Com efeito, os socialistas recorrem a essa teoria sem sentido unicamente com o intuito de quererem argumentar que a propriedade privada é um privilégio concedido pelo estado aos indivíduos, graças à sua legislação e à sua proteção policial. Em consequência, a propriedade seria um privilégio que está subordinado a todas as eventualidades e alterações que o seu mantenedor — o estado — queira lhe infligir.
Todavia, conforme dito, a propriedade privada e a ação humana são necessariamente anteriores ao estado (por uma questão de lógica). Portanto, pode-se dizer com plena certeza que ambas são a base de todo o ordenamento jurídico. As normas não criam a sociedade; é a sociedade quem cria normas, e ela faz isso de maneira contínua e evolutiva. Como disse Paolo Grossi: “A práxis — atividade humana na sociedade — constrói no dia-a-dia o seu direito, moldando e modificando conforme as exigências do local e do tempo.”

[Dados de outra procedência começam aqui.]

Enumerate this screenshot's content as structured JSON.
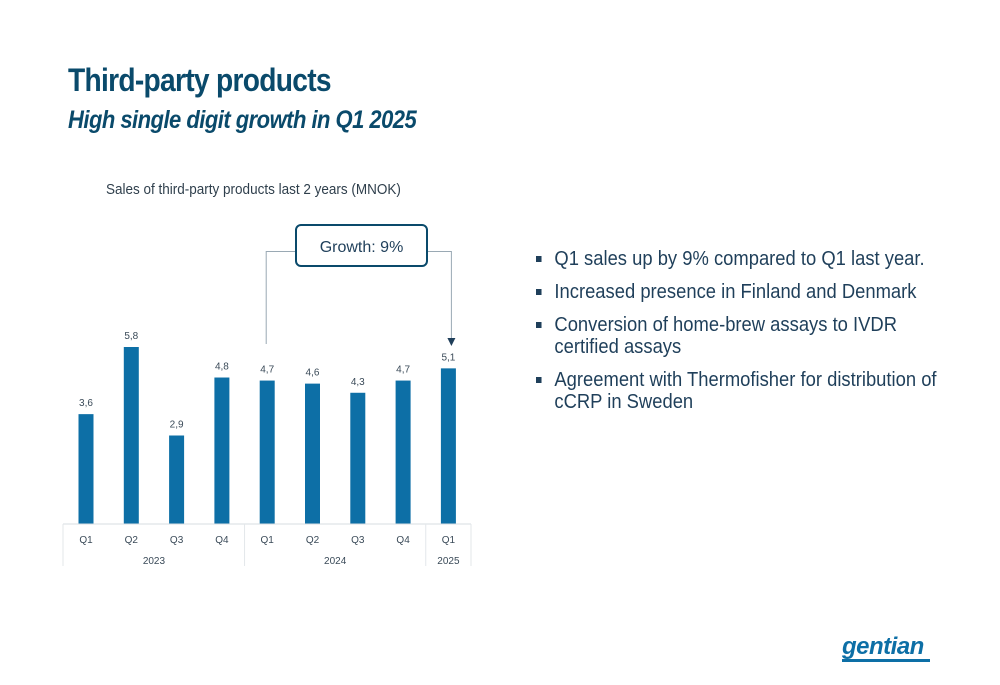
{
  "slide": {
    "title": "Third-party products",
    "subtitle": "High single digit growth in Q1 2025"
  },
  "bullets": [
    "Q1 sales up by 9% compared to Q1 last year.",
    "Increased presence in Finland and Denmark",
    "Conversion of home-brew assays to IVDR certified assays",
    "Agreement with Thermofisher for distribution of cCRP in Sweden"
  ],
  "logo": {
    "text": "gentian"
  },
  "colors": {
    "title": "#0a4a6b",
    "bar": "#0d6fa6",
    "text": "#1f3f5a",
    "callout_border": "#0a4a6b"
  },
  "chart_data": {
    "type": "bar",
    "title": "Sales of third-party products last 2 years (MNOK)",
    "categories": [
      "Q1",
      "Q2",
      "Q3",
      "Q4",
      "Q1",
      "Q2",
      "Q3",
      "Q4",
      "Q1"
    ],
    "groups": [
      {
        "label": "2023",
        "count": 4
      },
      {
        "label": "2024",
        "count": 4
      },
      {
        "label": "2025",
        "count": 1
      }
    ],
    "values": [
      3.6,
      5.8,
      2.9,
      4.8,
      4.7,
      4.6,
      4.3,
      4.7,
      5.1
    ],
    "data_labels": [
      "3,6",
      "5,8",
      "2,9",
      "4,8",
      "4,7",
      "4,6",
      "4,3",
      "4,7",
      "5,1"
    ],
    "ylim": [
      0,
      5.8
    ],
    "grid": false,
    "legend": "none",
    "annotation": {
      "text": "Growth: 9%",
      "from_index": 4,
      "to_index": 8
    }
  }
}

Aqueles que querem estabelecer uma distinção profunda entre sociedade e direito, criando uma frente autônoma de sabedoria normativa, esquecem-se de que impedir os indivíduos de criarem o direito a partir dos seus feitos e das suas interações é o equivalente a impedi-los de agirem. Portanto, um direito de origem socialista irá inevitavelmente se degenerar numa sociedade completamente regulamentada e escravizada.
O direito não é um conjunto de mandamentos revelados, mas sim de práticas previsíveis e úteis para que se alcancem os objetivos individuais por meio da cooperação humana. O estado, através das suas legislações coercitivas, pode apenas arrebentar esses laços voluntários e cooperativos, destruindo na prática a própria instituição jurídica. Da mesma maneira como o planejamento econômico estatal erradica o mercado, o planejamento jurídico estatal extermina o direito.

Conclusão

Vale repetir: o “estado de direito” — isto é, o primado da lei — não requer um estado (governo) para garantir um estado (uma situação) de direito. Somente sem um estado será possível descobrir concorrencialmente qual é o melhor direito.
E a conclusão final é: se a propriedade privada e a liberdade são a origem do direito, então, por definição, um organismo que se baseia na coerção e na violação permanente da propriedade privada e da liberdade não pode criar outra coisa senão um direito violentado e corrompido.